2017-02-14: Ajilius has a new CTAS engine in Release 2.4.0 that fully supports optimised surrogate keys across both PDW and Azure SQL Data Warehouse. We’d still like to see an IDENTITY column, or equivalent, on these platforms, but we’re processing hundreds of millions of rows using our current techniques and we’re satisfied with our solution.

Surrogate keys are fundamental to the success of a dimensional data warehouse. These are the keys that uniquely identify a dimension row.

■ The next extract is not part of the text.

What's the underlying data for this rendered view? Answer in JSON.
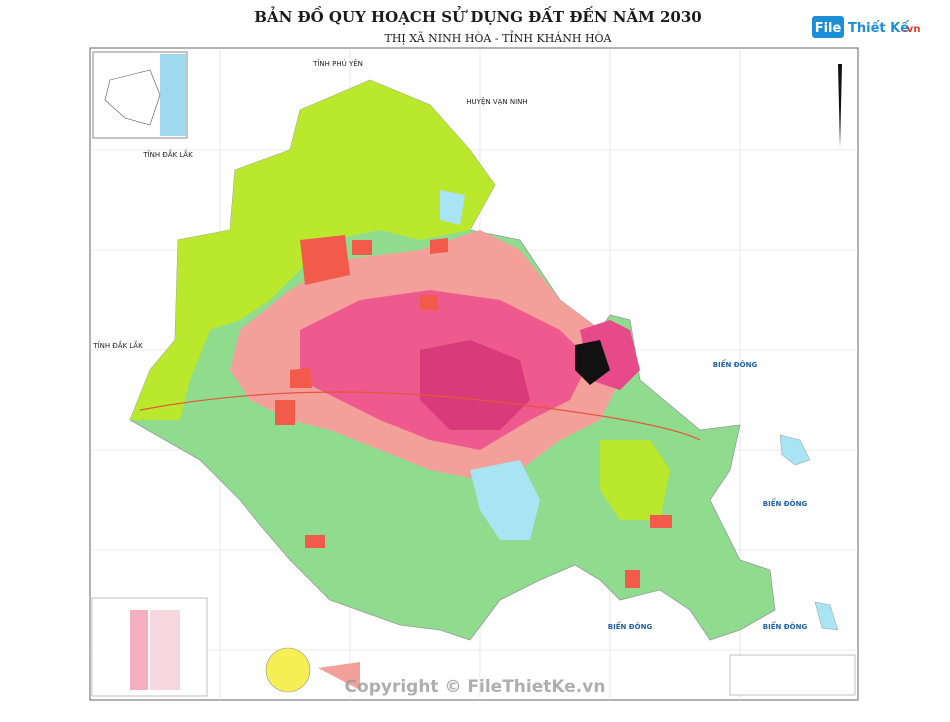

They are typically integer values, because they compress and compare at high performance.

We’ve been using window functions to handle surrogate key generation in Azure SQL Data Warehouse. This was the recommended approach on PDW, then APS, and has now been well documented in a recent paper from the SQL Server Customer Advisory Team.

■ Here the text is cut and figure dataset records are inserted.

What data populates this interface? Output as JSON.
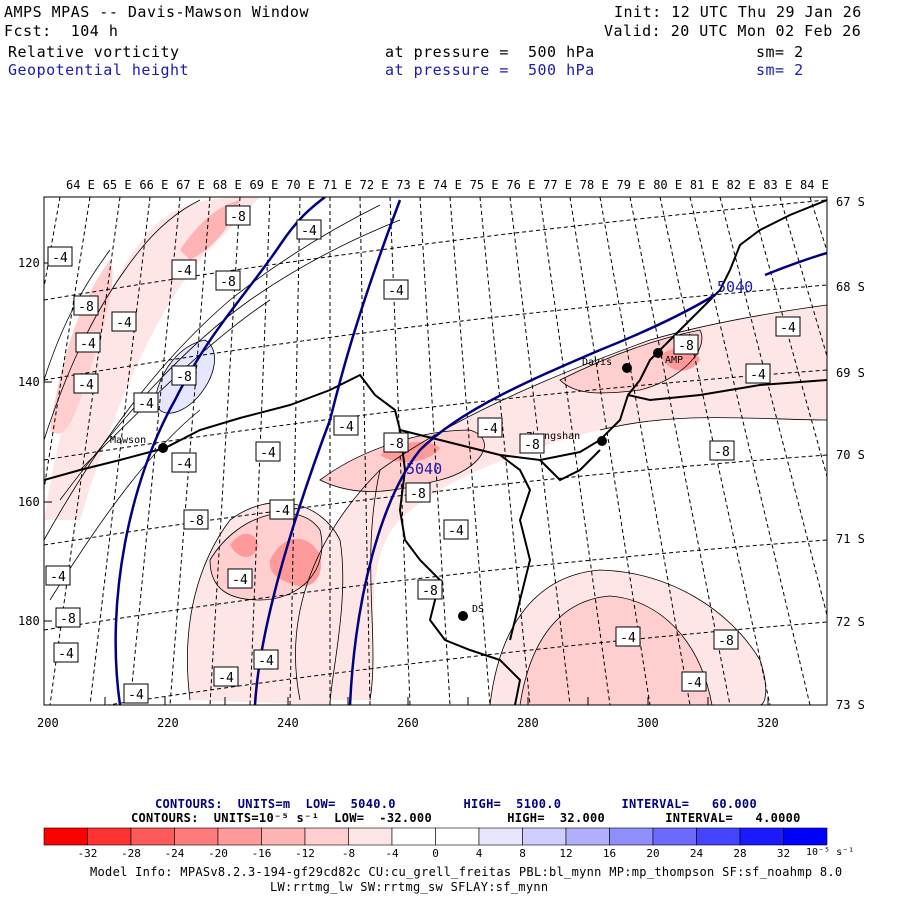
{
  "header": {
    "title": "AMPS MPAS -- Davis-Mawson Window",
    "init": "Init: 12 UTC Thu 29 Jan 26",
    "fcst": "Fcst:  104 h",
    "valid": "Valid: 20 UTC Mon 02 Feb 26",
    "field1": {
      "name": "Relative vorticity",
      "level": "at pressure =  500 hPa",
      "sm": "sm= 2"
    },
    "field2": {
      "name": "Geopotential height",
      "level": "at pressure =  500 hPa",
      "sm": "sm= 2"
    }
  },
  "map": {
    "top_labels": [
      "64 E",
      "65 E",
      "66 E",
      "67 E",
      "68 E",
      "69 E",
      "70 E",
      "71 E",
      "72 E",
      "73 E",
      "74 E",
      "75 E",
      "76 E",
      "77 E",
      "78 E",
      "79 E",
      "80 E",
      "81 E",
      "82 E",
      "83 E",
      "84 E"
    ],
    "right_labels": [
      "67 S",
      "68 S",
      "69 S",
      "70 S",
      "71 S",
      "72 S",
      "73 S"
    ],
    "left_labels": [
      "120",
      "140",
      "160",
      "180"
    ],
    "bottom_labels": [
      "200",
      "220",
      "240",
      "260",
      "280",
      "300",
      "320"
    ],
    "stations": [
      {
        "name": "Mawson"
      },
      {
        "name": "Davis"
      },
      {
        "name": "Zhongshan"
      },
      {
        "name": "AMP"
      },
      {
        "name": "DS"
      }
    ],
    "height_labels": [
      "5040",
      "5040"
    ],
    "vort_labels": [
      "-8",
      "-4",
      "-4",
      "-4",
      "-8",
      "-4",
      "-8",
      "-4",
      "-4",
      "-4",
      "-8",
      "-4",
      "-4",
      "-8",
      "-4",
      "-4",
      "-4",
      "-4",
      "-8",
      "-4",
      "-8",
      "-8",
      "-8",
      "-8",
      "-4",
      "-4",
      "-4",
      "-4",
      "-8",
      "-8",
      "-4",
      "-4",
      "-4",
      "-8",
      "-4",
      "-4",
      "-4"
    ]
  },
  "footer": {
    "contours1": "CONTOURS:  UNITS=m  LOW=  5040.0         HIGH=  5100.0        INTERVAL=   60.000",
    "contours2": "CONTOURS:  UNITS=10⁻⁵ s⁻¹  LOW=  -32.000          HIGH=  32.000        INTERVAL=   4.0000",
    "colorbar": {
      "colors": [
        "#ff0000",
        "#ff3232",
        "#ff5a5a",
        "#ff7c7c",
        "#ff9a9a",
        "#ffb4b4",
        "#ffcece",
        "#ffe6e6",
        "#ffffff",
        "#ffffff",
        "#e6e6ff",
        "#ceceff",
        "#b0b0ff",
        "#8e8eff",
        "#6a6aff",
        "#4444ff",
        "#1a1aff",
        "#0000ff"
      ],
      "ticks": [
        "-32",
        "-28",
        "-24",
        "-20",
        "-16",
        "-12",
        "-8",
        "-4",
        "0",
        "4",
        "8",
        "12",
        "16",
        "20",
        "24",
        "28",
        "32"
      ],
      "units": "10⁻⁵ s⁻¹"
    },
    "model_info1": "Model Info: MPASv8.2.3-194-gf29cd82c CU:cu_grell_freitas PBL:bl_mynn MP:mp_thompson SF:sf_noahmp 8.0",
    "model_info2": "LW:rrtmg_lw SW:rrtmg_sw SFLAY:sf_mynn"
  }
}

On reading this paper, I was a little concerned to read the following comment:

NOTE: In SQL DW or (APS), the row_number function generally invokes broadcast data movement operations for dimension tables. This data movement cost is very high in SQL DW. For smaller increment of data, assigning surrogate key this way may work fine but for historical and large data loads this process may take a very long time. In some cases, it may not work due to tempdb size limitations. Our advice is to run the row_number function in smaller chunks of data.

I wasn’t so worried about performance issue in daily DW processing, but the tempdb issue had not occurred to me before. Is it serious? Maybe, maybe not. But having been identified as an issue, we need to do something about it.

We’re working with another vendor at the moment – not named due to NDA constraints – where we also face a restriction that the working set for window functions needs to fit in one node. That, too, is a potential problem when loading large and frequently changing dimensions.

In other words, the commonly recommended approach for surrogate key generation on at least two DW platforms introduces potential problems in larger data sets. Which are exactly the type of data sets with which we are working. It is time to look at alternative approaches.

We don’t face this problem on Redshift or Snowflake, because they both support automatically generated identifiers. Redshift uses syntax like ‘integer identity(0,1) primary key’, while Snowflake uses ‘integer autoincrement’. The two platforms we’re adding in the immediate up-coming releases of Ajilius also support this feature.

If Microsoft did what customers have been asking since the first releases of PDW, they’d give us identity or sequence columns in Azure SQL Data Warehouse. But since that isn’t happening right now, we’re looking at two options to replace the window method of creating surrogate keys. The first option is to create row IDs early in the extract pipeline, the second option is to use hash values, at extract or at the point of surrogate requirement.

Row IDs are attractive in a serial pipeline, but have some limitations when we want to run multiple extracts or streams in parallel as we face issues of overlapping IDs in a merged data set. The benefit of deriving surrogate keys from row IDs is that we would still have the benefits of an integer value.

Hash values are attractive because they can be highly parallel. Their weaknesses are their size and poor comparison performance, but also the risk of hash collision which could create the same surrogate value for different business keys.

We’re just wrapping up the testing for V2.1, resolving this question will be high on the priority list for our next release. Let us know your preferences and suggestions.